Bensouda dismisses Kenya UN appeal to end Uhuru, Ruto cases
From left: ICC Chief Prosecutor Fatou Bensouda, Deputy President William
Ruto and President Uhuru Kenyatta. Ms Bensouda has dismissed a Kenya
appeal to the United Nations Security Council to end cases facing Mr
Kenyatta and Mr Ruto May 10, 2013. FILE
NATION MEDIA GROUP
Friday, May 10, 2013
The Chief Prosecutor of the International Criminal Court told the United Nations Security Council on Wednesday that Kenya had made “unfounded and incorrect” claims in urging it to end the cases facing President Uhuru Kenyatta and Deputy President William Ruto.
Fatou Bensouda described Kenya’s appeal to the UN Security Council last week as “a backdoor attempt to politicise the judicial processes” of the ICC.
Noting that she has not received a copy of the May 2 letter sent to the council by Kenyan UN Ambassador Macharia Kamau, Ms Bensouda said she was speaking in response to earlier comments made to the council by Rwanda’s ambassador.
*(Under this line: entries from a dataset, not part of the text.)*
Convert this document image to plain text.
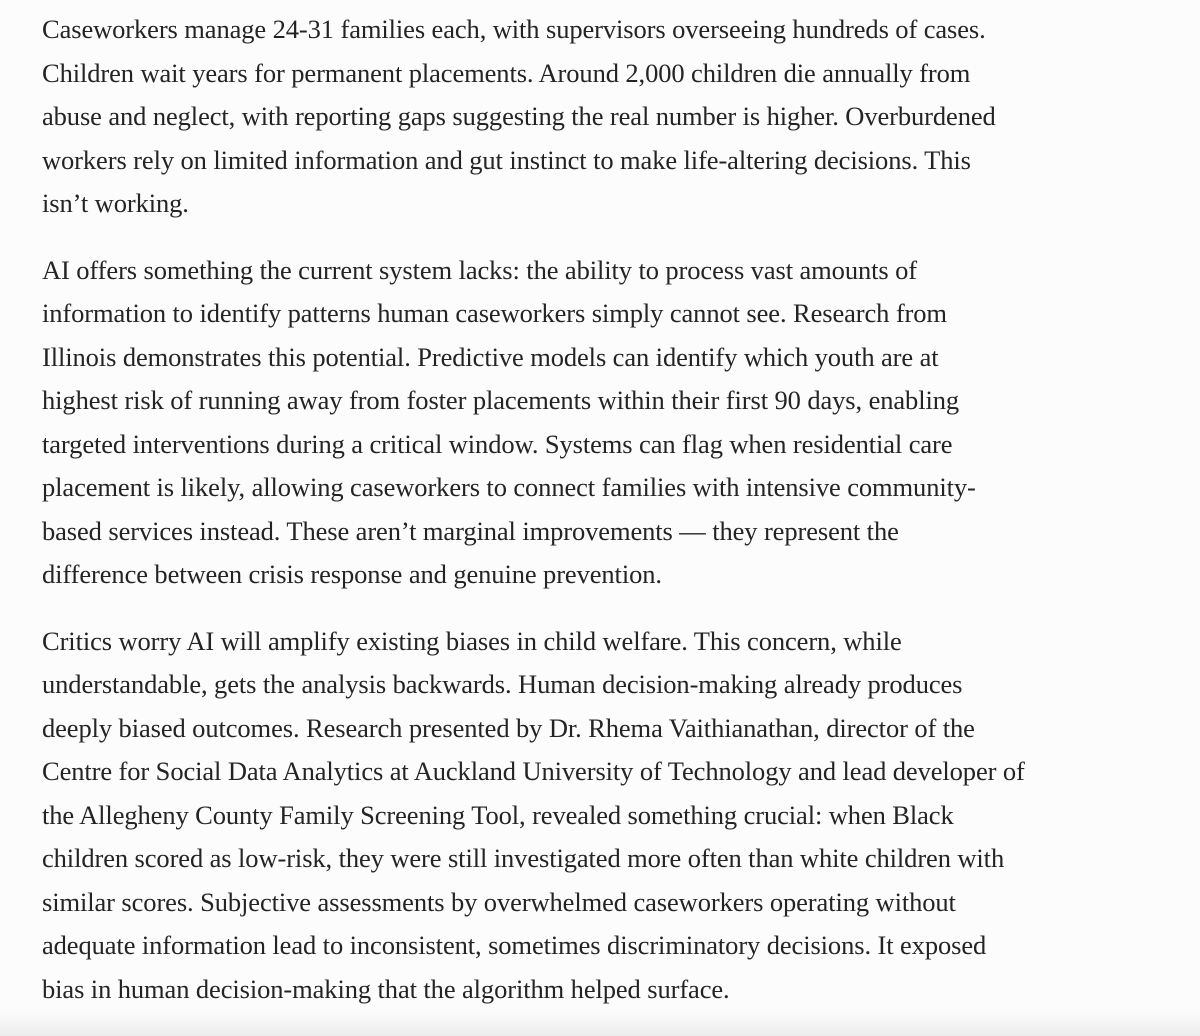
Caseworkers manage 24-31 families each, with supervisors overseeing hundreds of cases.
Children wait years for permanent placements. Around 2,000 children die annually from
abuse and neglect, with reporting gaps suggesting the real number is higher. Overburdened
workers rely on limited information and gut instinct to make life-altering decisions. This
isn’t working.

AI offers something the current system lacks: the ability to process vast amounts of
information to identify patterns human caseworkers simply cannot see. Research from
Illinois demonstrates this potential. Predictive models can identify which youth are at
highest risk of running away from foster placements within their first 90 days, enabling
targeted interventions during a critical window. Systems can flag when residential care
placement is likely, allowing caseworkers to connect families with intensive community-
based services instead. These aren’t marginal improvements — they represent the
difference between crisis response and genuine prevention.

Critics worry AI will amplify existing biases in child welfare. This concern, while
understandable, gets the analysis backwards. Human decision-making already produces
deeply biased outcomes. Research presented by Dr. Rhema Vaithianathan, director of the
Centre for Social Data Analytics at Auckland University of Technology and lead developer of
the Allegheny County Family Screening Tool, revealed something crucial: when Black
children scored as low-risk, they were still investigated more often than white children with
similar scores. Subjective assessments by overwhelmed caseworkers operating without
adequate information lead to inconsistent, sometimes discriminatory decisions. It exposed
bias in human decision-making that the algorithm helped surface.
The Rwandan envoy, Eugene-Richard Gasana, had said during Wednesday’s council meeting that Kenya’s letter makes “a compelling case against the methods of work of the office of the prosecutor on the Kenyan cases".
Ambassador Gasana accused the ICC of being “selective in its methods of investigating and prosecuting perpetrators of serious international crimes as it has failed to prosecute similar crimes committed in other parts of the world with impunity".
Ms Bensouda said in her response that the ICC “has always and will always continue to respect the sovereign equality of all states.”
She added that “the ICC will not shy away from investigating individuals for any alleged crimes irrespective of their status".
Ms Bensouda said she reserved the right to respond in detail to Kenya’s letter to the council, which has not been officially released.
The comments by the Rwanda ambassador and Ms Bensouda’s response were made during the course of a Security Council session focused on prosecution of crimes committed in Libya during the pro-democracy uprising in 2011.